I am interested in meaning, interpreted broadly. How do we, as language users, understand the meaning of sentences, though we've likely never encountered them before? Where does the meaning come from? The answer must surely lie in the interaction between syntax, semantics, and pragmatics.

Though syntax is often regarded as providing a straightforward guide to semantic composition, there are many non-compositional syntactic structures (e.g., Louise sneezed the napkin off of the table). Such structures are often seen as fossilized idioms, though arguments from substitution suggest that the construction itself carries meaning, independent of the particular lexical items (e.g., Louise danced her niece up the stairs).

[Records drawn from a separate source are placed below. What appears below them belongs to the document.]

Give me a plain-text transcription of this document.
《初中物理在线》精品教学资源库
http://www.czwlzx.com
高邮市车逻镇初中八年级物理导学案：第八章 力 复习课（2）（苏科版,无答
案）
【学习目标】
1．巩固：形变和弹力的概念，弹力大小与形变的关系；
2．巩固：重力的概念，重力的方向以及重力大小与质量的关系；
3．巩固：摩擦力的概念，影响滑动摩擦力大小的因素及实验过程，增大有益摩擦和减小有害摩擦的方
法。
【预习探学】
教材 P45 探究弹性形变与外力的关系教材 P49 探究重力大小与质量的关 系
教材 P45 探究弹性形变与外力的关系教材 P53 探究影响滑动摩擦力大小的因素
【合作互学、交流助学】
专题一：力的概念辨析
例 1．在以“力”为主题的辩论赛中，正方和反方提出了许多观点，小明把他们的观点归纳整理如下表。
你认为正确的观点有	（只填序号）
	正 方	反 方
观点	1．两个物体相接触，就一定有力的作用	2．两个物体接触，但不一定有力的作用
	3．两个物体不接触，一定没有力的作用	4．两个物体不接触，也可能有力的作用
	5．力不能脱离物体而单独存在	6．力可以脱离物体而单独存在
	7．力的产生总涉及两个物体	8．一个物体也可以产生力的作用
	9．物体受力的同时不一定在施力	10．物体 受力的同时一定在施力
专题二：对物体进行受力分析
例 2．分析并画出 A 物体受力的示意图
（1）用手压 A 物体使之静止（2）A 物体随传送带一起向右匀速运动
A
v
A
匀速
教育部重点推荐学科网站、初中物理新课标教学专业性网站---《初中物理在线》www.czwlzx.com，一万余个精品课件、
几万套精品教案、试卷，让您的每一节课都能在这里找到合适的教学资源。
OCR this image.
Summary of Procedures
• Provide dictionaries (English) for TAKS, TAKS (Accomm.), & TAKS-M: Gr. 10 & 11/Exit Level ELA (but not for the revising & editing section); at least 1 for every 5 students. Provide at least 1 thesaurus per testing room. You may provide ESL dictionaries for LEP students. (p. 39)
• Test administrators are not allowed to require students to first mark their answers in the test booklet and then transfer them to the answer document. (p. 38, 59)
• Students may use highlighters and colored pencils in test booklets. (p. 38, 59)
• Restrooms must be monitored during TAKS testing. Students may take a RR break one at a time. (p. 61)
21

The question of reference, as well, is tied up in meaning. Lexical items such as she, it, this, so, and such do not carry much meaning without context. Out of the blue, all she tells the hearer is that the referent is an animate female*. The interpretation of she must be fixed for the interpretation of the entire sentence. In local contexts, syntactic structure alone may suffice to establish the correct referent, but even then there may be ambiguity. Both lexical semantics (e.g., implicit causality) and discourse level effects (e.g., coherence relations, QUD) can influence which referent she is taken to refer to. Beyond the level of the sentence, we also find discourse anaphora (e.g., I went to the store today. It took almost 3 hours.) and deixis (e.g., [Pointing at house] That's where my mother lives.), which rely on a combination of semantics and pragmatics for reference resolution.

While much work has been done on reference to objects, reference to events is much less well understood. In I went to the store today. It took almost 3 hours, it refers to a going-to-the-store event, not to the store. In order to understand how reference to events works, we must first understand how the human mind conceptualizes events. Such conceptualization seems to rely on information contained in the lexical entries of verbs (Aktionsart), as well as grammatically encoded aspectual information, aspectual presuppositions from adverbials, and the conceptual properties of the arguments with which the verb combines (e.g., count/mass NPs).

My work seeks to understand these complex interactions of different levels of grammar in determining reference and meaning. I pursue such understanding through a combination of theoretical investigation, corpus studies, and psycholinguistic experimentation.


Current work:

  • The effect of referent complexity on the choice of referring expressions in the event domain:
    • Are demonstratives (that) more likely to be used to reference events than are pronouns (it)?
    • Is there a difference in the choice of referring expressions when reference is to a sum of events, rather than an individual event (e.g., Going to the store vs. Going to the store, buying milk, and driving home)?
  • The lexical semantics of main verb do:
    • What sorts of eventualities can do stand in for?
    • Why are some types of eventualities more compatible with do than others?
    • Assuming do involves type-shifting/coercion, how does this work? Why is coercion easier with some eventualities than others? (E.g., why does My ears do the hearing sound better than My brain does the knowing?)
  • The effects of aspect/boundedness, in both event reference and event representation:
    • How does the perfective/imperfective distinction affect our ability to sum multiple events into one complex event for reference?
    • What role does aspect play in coercion processes? How do Aktionsart, grammatical aspect, and argument boundedness interact to determine the ultimate felicity of an utterance?


* This is too simplistic, of course. Often, she is taken to indicate humans only, though it is easily extended to animals such as pets, or even to inanimate objects such as cars and boats. Additionally, the use of the term 'female' is itself problematic, since very often gender identity and not biological sex may be the determining factor in the choice of pronouns.